Unas dos millones de personas tiene una visión baja aunque la "gran mayoría" no acude al oftalmólogo

Ojo, Vista, Visión
Casi dos millones de españoles viven con baja visión, en su mayoría provocada por sufrir degeneración macular asociada a la edad (DMAE) o glaucoma, aunque la "gran mayoría" no acude a un oftalmólogo para corregir estos problemas, según ha asegurado la profesora de Optometría Geriátrica y Baja Visión de la Universidad Europea de Madrid, Begoña Gacimartín.
MADRID, 19 (EUROPA PRESS)



En concreto, la baja visión es cualquier limitación de la agudeza o el campo visual que incapacita a la persona para desarrollar tareas de su vida cotidiana, como la lectura, el aseo personal, el reconocimiento de detalles, la orientación y movilidad, el cálculo de las distancias o la posición de los objetos.

"Esta incapacitación lleva aparejadas limitaciones en la independencia personal que afectan a la calidad de vida de las personas y suelen ir acompañadas de un deterioro cognitivo, muchas veces asociado a la edad y otras veces a la depresión", ha explicado Gacimartín.

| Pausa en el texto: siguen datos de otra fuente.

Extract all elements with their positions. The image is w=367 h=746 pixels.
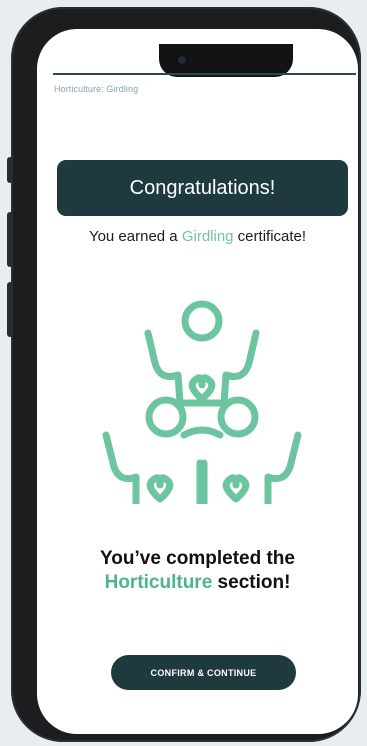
completion-line-1: You’ve completed the [100,548,295,569]
certificate-name: Girdling [181,228,234,245]
certificate-message: You earned a Girdling certificate! [37,228,358,245]
screen: Horticulture: Girdling Congratulations! … [37,29,358,734]
completion-message: You’ve completed the Horticulture sectio… [37,547,358,595]
congratulations-banner: Congratulations! [57,160,348,216]
breadcrumb[interactable]: Horticulture: Girdling [54,84,138,94]
completion-suffix: section! [212,572,291,593]
celebrating-people-hearts-icon [102,300,302,504]
confirm-continue-button[interactable]: CONFIRM & CONTINUE [111,655,296,690]
banner-title: Congratulations! [129,176,276,199]
certificate-suffix: certificate! [233,228,307,245]
side-button-volume-up [7,212,13,267]
side-button-volume-down [7,282,13,337]
section-name: Horticulture [104,572,213,593]
side-button-silent [7,157,13,183]
phone-frame: Horticulture: Girdling Congratulations! … [7,7,361,742]
camera-icon [178,56,186,64]
certificate-prefix: You earned a [88,228,182,245]
completion-line-2: Horticulture section! [37,571,358,595]
header-divider [53,73,356,75]
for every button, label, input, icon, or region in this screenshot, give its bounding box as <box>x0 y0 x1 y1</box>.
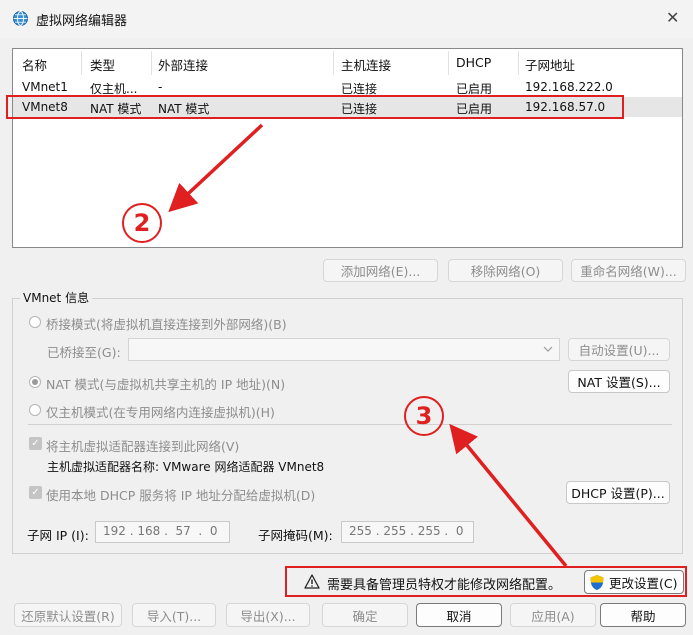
arrow-to-list <box>168 123 264 213</box>
annotation-arrows <box>168 123 568 568</box>
annotation-step-3: 3 <box>404 396 444 436</box>
arrow-to-change-settings <box>449 423 568 568</box>
annotation-step-2: 2 <box>122 203 162 243</box>
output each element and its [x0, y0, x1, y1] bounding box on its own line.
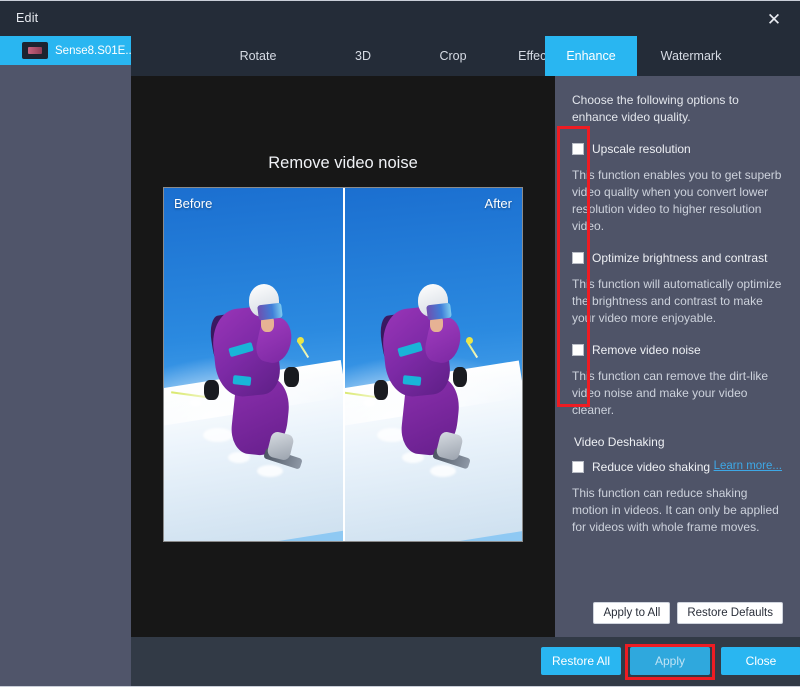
tab-rotate[interactable]: Rotate	[203, 36, 313, 76]
window-title: Edit	[16, 11, 39, 25]
option-description-upscale: This function enables you to get superb …	[572, 168, 782, 234]
checkbox-reduce-video-shaking[interactable]	[572, 461, 584, 474]
checkbox-upscale-resolution[interactable]	[572, 143, 584, 156]
option-upscale-resolution[interactable]: Upscale resolution	[572, 142, 783, 156]
file-list-item[interactable]: Sense8.S01E...	[0, 36, 131, 65]
learn-more-link[interactable]: Learn more...	[714, 460, 782, 472]
section-title-video-deshaking: Video Deshaking	[574, 435, 665, 450]
restore-defaults-button[interactable]: Restore Defaults	[677, 602, 783, 624]
option-description-noise: This function can remove the dirt-like v…	[572, 369, 769, 418]
option-description-brightness: This function will automatically optimiz…	[572, 277, 782, 326]
tab-watermark[interactable]: Watermark	[637, 36, 745, 76]
option-label: Reduce video shaking	[592, 460, 711, 475]
video-thumbnail-icon	[22, 42, 48, 59]
after-preview: After	[343, 188, 522, 541]
option-remove-video-noise[interactable]: Remove video noise	[572, 343, 783, 357]
skier-figure	[171, 280, 311, 499]
preview-stage: Remove video noise Before After	[131, 76, 555, 637]
skier-figure	[345, 280, 480, 499]
edit-tab-bar: Rotate 3D Crop Effect Enhance Watermark	[131, 36, 800, 76]
file-list-sidebar: Sense8.S01E...	[0, 36, 131, 651]
tab-enhance[interactable]: Enhance	[545, 36, 637, 76]
enhance-options-panel: Choose the following options to enhance …	[555, 76, 800, 637]
dialog-footer: Restore All Apply Close	[131, 637, 800, 686]
apply-button[interactable]: Apply	[630, 647, 710, 675]
edit-dialog: Edit ✕ Sense8.S01E... Rotate 3D Crop Eff…	[0, 0, 800, 687]
close-icon[interactable]: ✕	[748, 1, 800, 37]
checkbox-remove-video-noise[interactable]	[572, 344, 584, 357]
option-optimize-brightness-contrast[interactable]: Optimize brightness and contrast	[572, 251, 783, 265]
apply-to-all-button[interactable]: Apply to All	[593, 602, 671, 624]
option-label: Remove video noise	[592, 343, 701, 358]
file-name-label: Sense8.S01E...	[55, 44, 131, 57]
before-after-comparison: Before After	[163, 187, 523, 542]
checkbox-optimize-brightness-contrast[interactable]	[572, 252, 584, 265]
panel-action-buttons: Apply to All Restore Defaults	[593, 602, 783, 624]
option-description-deshake: This function can reduce shaking motion …	[572, 486, 779, 535]
sidebar-footer-spacer	[0, 651, 131, 687]
option-label: Upscale resolution	[592, 142, 691, 157]
tab-crop[interactable]: Crop	[413, 36, 493, 76]
restore-all-button[interactable]: Restore All	[541, 647, 621, 675]
option-label: Optimize brightness and contrast	[592, 251, 768, 266]
panel-intro-text: Choose the following options to enhance …	[572, 93, 739, 125]
preview-title: Remove video noise	[268, 154, 418, 172]
before-label: Before	[174, 196, 213, 211]
before-preview: Before	[164, 188, 343, 541]
close-button[interactable]: Close	[721, 647, 800, 675]
after-label: After	[484, 196, 512, 211]
tab-3d[interactable]: 3D	[313, 36, 413, 76]
title-bar: Edit ✕	[0, 0, 800, 37]
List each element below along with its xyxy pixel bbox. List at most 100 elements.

De hecho, la DMAE y el glaucoma son dos de las principales patologías que causan baja visión, aunque con efectos diferentes. El glaucoma produce una restricción periférica del campo visual, lo que afecta a la orientación, la movilidad, el cálculo de distancias, el desplazamiento al atravesar una puerta O el detectar objetos por la calle.

Sin embargo, según ha apostillado el director de la Unidad de Baja Visión del Hospital Virgen del Mar de Almería, Javier Sebastián, los pacientes con glaucoma tienen menos dificultades para leer textos y observar los pequeños detalles, aunque a veces también pueden tener estos problemas.

Por el contrario, la DMAE afecta a la parte central de la visión, lo que restringe actividades como leer, reconocer un rostro, caminar por la calle, comprobar el precio en una etiqueta o manejar los electrodomésticos.

SOLUCIONES Y AYUDAS PARA MEJORAR LA VISIÓN BAJA

Ahora bien, actualmente está disponible un gran abanico de soluciones y ayudas ópticas, no ópticas y electrónicas. En primer lugar, hay que diferenciar entre las actividades para lejos y las actividades para cerca. En las actividades para lejos, las ayudas ópticas se reducirían a los telescopios y las no ópticas a los filtros de corte selectivo. En los pacientes que necesiten rehabilitar su visión de cerca, se pueden utilizar desde las lupas a microscopios, telemicroscopios y CCTV (cuando hay un grado de afectación visual mayor).

Los filtros de corte selectivo, además, absorben luz azul, que es la causante de el deslumbramiento, un fenómeno muy incapacitante en personas con baja visión. Normalmente, lo que se hace en estos pacientes es prescribir un filtro para exterior y otro para interior, con el fin de controlar esa luz y que tengan una visión más confortable.

"Las nuevas tecnologías, los procedimientos de diagnóstico, los programas de prevención y el avance de la cirugía han contribuido a que muchos pacientes, que se hubiesen quedado ciegos, sean discapacitados visuales y, por tanto, pacientes de baja visión", ha recordado Sebastián.

En este sentido, la Tomografía de Coherencia Óptica (OCT) ha supuesto una revolución en el seguimiento del glaucoma, ya que permite realizar un seguimiento y cuantificar la pérdida de fibras nerviosas. Asimismo, los estudios genéticos sobre el glaucoma están cobrando protagonismo para poder establecer el papel de los genes en el mecanismo causal de esta patología en las diferentes poblaciones.

Y es que, al identificar el gen responsable del glaucoma en un individuo determinado, se puede establecer la probabilidad de padecer la enfermedad y, por tanto, realizar un seguimiento más exhaustivo con el fin de prevenir la aparición de lesiones en el nervio óptico y, de ser necesario, comenzar el tratamiento lo antes posible.

"Toda la tecnología que nos rodea, aunque no esté destinada específicamente a pacientes con baja visión, como las tabletas y los teléfonos móviles inteligentes, se puede utilizar para este fin", ha zanjado Gacimartín.